Skin sparing mastectomies are also not very pretty. I knew what to expect, and therefore wasn't shocked by it, but I do feel like it's noticeable when I go out and I feel the need to just 'blend in'. My wardrobe will need to change for the next little while so the 'hollowness' on one side doesn't freak people out  (I'm glad scarves are in fashion). When the doctor gives me the go ahead, I need to get fitted for a prosthesis as well for the next little while. I also have an MRI to look forward to in 6 months on the right side, and then, hopefully, it will be all clear for reconstruction to begin. This would mean more surgery, and recovery, and decisions about what type of reconstruction is best. More pain, more healing.

I know I have all of this ahead of me, but I also know how very blessed I am. I have friends, dear friends, who are still in the midst of their battle with this disease, and who are fighting for their lives still. I know that at least for now, I will be able to see my girls grow, my relationship with my husband deepen, and my ministry opportunities take me to places that are new and unexpected.

So after wearing it all day, I cut off my 'cancer' hospital bracelet. The diagnosis, surgery, and pathology report still all feel a little surreal to me. 3 months from first exam to diagnosis. 2 months of tests and biopsies, ultimately ending in a fairly serious surgery. 2 weeks of waiting to see the full report of what is actually happening to me...and now, that part of the journey is over.

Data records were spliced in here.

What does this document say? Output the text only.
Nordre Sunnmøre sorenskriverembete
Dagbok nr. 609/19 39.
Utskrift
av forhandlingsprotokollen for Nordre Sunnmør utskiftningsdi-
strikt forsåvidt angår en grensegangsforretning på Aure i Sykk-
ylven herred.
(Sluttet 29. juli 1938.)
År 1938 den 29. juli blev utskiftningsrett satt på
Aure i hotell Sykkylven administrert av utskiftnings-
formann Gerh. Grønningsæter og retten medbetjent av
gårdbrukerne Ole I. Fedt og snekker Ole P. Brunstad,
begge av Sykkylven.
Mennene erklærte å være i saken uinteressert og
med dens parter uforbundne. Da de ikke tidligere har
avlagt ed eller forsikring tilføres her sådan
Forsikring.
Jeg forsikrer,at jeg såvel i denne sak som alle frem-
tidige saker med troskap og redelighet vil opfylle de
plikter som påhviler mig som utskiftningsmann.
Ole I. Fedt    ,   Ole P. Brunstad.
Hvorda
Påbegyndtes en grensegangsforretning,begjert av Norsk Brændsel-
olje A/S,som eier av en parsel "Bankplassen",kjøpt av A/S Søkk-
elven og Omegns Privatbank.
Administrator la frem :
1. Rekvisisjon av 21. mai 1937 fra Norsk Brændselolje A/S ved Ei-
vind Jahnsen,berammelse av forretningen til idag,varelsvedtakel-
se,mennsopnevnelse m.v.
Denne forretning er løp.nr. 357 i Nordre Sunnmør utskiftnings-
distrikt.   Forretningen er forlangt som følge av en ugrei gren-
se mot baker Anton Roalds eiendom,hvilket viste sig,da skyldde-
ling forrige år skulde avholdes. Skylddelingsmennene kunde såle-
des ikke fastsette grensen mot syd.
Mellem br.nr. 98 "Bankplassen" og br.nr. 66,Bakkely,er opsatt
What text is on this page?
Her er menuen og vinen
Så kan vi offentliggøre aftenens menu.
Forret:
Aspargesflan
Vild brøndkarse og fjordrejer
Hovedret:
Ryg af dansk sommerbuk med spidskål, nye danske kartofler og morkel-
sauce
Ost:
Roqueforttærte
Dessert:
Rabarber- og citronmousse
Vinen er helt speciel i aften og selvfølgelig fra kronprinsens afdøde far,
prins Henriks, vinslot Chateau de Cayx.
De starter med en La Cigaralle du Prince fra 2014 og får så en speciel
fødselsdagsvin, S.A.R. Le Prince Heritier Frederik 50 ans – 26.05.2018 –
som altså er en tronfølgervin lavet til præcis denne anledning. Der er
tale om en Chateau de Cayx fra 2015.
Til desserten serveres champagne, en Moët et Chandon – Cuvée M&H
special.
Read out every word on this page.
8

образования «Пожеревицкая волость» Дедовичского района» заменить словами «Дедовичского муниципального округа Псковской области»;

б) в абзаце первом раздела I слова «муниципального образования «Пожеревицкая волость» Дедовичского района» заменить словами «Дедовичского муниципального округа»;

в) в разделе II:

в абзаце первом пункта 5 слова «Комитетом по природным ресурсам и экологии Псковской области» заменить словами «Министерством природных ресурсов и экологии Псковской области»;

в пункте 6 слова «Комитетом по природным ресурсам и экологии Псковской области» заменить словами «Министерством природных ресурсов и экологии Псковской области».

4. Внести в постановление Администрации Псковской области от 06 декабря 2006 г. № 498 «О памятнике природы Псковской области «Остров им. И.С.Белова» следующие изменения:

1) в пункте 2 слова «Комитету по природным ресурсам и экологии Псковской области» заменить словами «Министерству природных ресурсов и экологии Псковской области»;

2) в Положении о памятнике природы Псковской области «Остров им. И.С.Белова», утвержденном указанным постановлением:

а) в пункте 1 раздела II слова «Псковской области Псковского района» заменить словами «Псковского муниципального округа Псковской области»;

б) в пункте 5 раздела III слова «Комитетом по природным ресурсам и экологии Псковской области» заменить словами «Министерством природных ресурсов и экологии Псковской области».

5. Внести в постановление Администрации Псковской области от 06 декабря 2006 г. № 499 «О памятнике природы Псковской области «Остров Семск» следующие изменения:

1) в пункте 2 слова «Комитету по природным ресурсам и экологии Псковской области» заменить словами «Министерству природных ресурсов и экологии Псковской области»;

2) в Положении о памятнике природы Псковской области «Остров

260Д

A wise and Godly person, who has gone through this battle themselves, reminded me on the day I received my diagnosis that my days were numbered by the Almighty, and He determines when He calls me home. My thoughts automatically raced to the end...to death, in the first few moments of hearing the word cancer. But it was just the beginning of my journey, and He is not finished with me yet.  No matter how long this journey of my life is, I am grateful that He is with me every step of the way.

"You have decided the length of our lives.
    You know how many months we will live,
    and we are not given a minute longer."